El historiador de la Medicina y médico de Familia José Manuel López Gómez y el internista y colaborador de este periódico Juan Francisco Lorenzo coinciden en afirmar de forma tajante y más allá de cualquier otra circunstancia, que una persona no puede sobrevivir tanto tiempo sin comer y sin beber. Lorenzo aventura, además, que su caso ahora hubiera ido directo a una planta de Medicina Interna donde se le hubiesen diagnosticado varias patologías digestivas sin descartar un hipotiroidismo que aventura por algunos de las características que cuentan que presentaba. No descarta tampoco ninguno de los dos que las dolencias físicas de Amalia tuvieran su origen en el gran sofoco emocional que le supuso el no poderse dedicar a su vocación religiosa y sentir que su familia la quería casar a toda costa. «Un problema psicológico puede derivar en síntomas físicos de importancia», concuerdan ambos facultativos. En todos los relatos sobre la denominada «enferma de Montecillo» aparecía que, además del ayuno, los dolores o las expectoraciones, la joven tenía ataques de histeria.

¿Y qué se entendía por histeria a principios del siglo XX? Una enfermedad que solo sufrían las mujeres y que se creía debida al desplazamiento del útero por el resto del cuerpo y para cuyo diagnóstico se tenía en cuenta el estado civil de la paciente. Hasta los años 50 no fue desechada toda esta carga misógina frente a la evidencia científica y fue entonces cuando se dejó de considerar una enfermedad. Ahora a lo que parece que tenía Amalia se le hubiera llamado un trastorno por ansiedad, que afecta tanto a mujeres como a hombres. 

La situación de la enferma no quedó en la intimidad de su casa, ni siquiera en la de su comarca. Hasta Montecillo acudieron no solo médicos -que llegaron a hacer guardias para confirmar que, en efecto, salvo la comunión que tomaba todos los días y un compuesto denominado fosforrenal, nada más ingería- sino curiosos de toda laya. En el libro de su confesor se incluye, incluso, una tabla con el número de los visitantes en el capítulo que denomina 'Popularidad de la enferma': en tres meses de uno de los años en los que más se hablaba de ella se pasaron por allí 26 sacerdotes, 188 paisanos y 23 médicos. Y ella, a pesar de tanto sufrimiento, no estaba parada y además de ese trajín tenía tiempo y ganas de cartearse con sus admiradores. Así lo cuenta su confesor: Entre 1923 y 1934 escribió muchísimo, tanto en cartas como en tarjetas y estampas con dedicatorias. (...) Entre la nutrida y selecta colonia española sita en México contaba la enferma de Montecillo con excelente y numerosa clientela.

Su caso despertó, además, una gran polémica entre periodistas y médicos. El presidente del colegio profesional, Luis Valero Carreras, se dirigió a Diario de Burgos en noviembre de 1924 para hacer llegar una carta que también había enviado a El Liberal, diario madrileño que habría puesto en solfa el trabajo de los médicos de cabecera de Amalia.

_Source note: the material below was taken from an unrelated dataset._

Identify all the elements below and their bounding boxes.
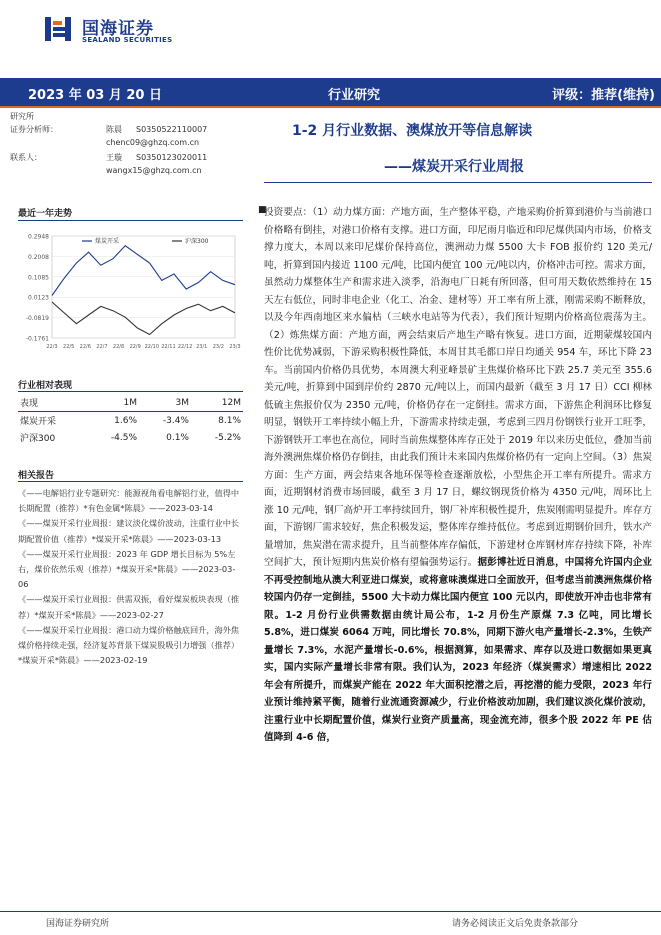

Contaba que ante las sospechas que el diario de la capital había insinuado, él mismo se personó en Montecillo con el inspector de Sanidad, el subdelegado de Medicina del distrito y el delegado gubernamental del partido judicial para acreditar la probidad de aquellos galenos y quiso que este periódico lo dejara escrito.

A Amalia la llevaron ya entrados los años 30 a un hospital zaragozano donde fue sometida a múltiples pruebas; también la examinó el psiquiatra Antonio Vallejo-Nájera, que en aquellos años estaba en todos los ajos... pero nunca se aclaró qué le ocurría de verdad a la joven. Murió el 21 de septiembre de 1936. Fue enterrada con el hábito de Nuestra Señora de la Virgen del Carmen y el funeral lo concelebraron al menos nueve sacerdotes, entre los que se encontraban, como relata su biógrafo, tres capellanes castrenses que allí prestaban sus servicios en favor de las milicias salvadoras de España. Domiciano Sáez termina su libro sobre la enferma en ayunas con una Novena en honor de la sierva de Dios Amalia Baranda, pero no consta que la Iglesia Católica le entregara nunca semejante categoría.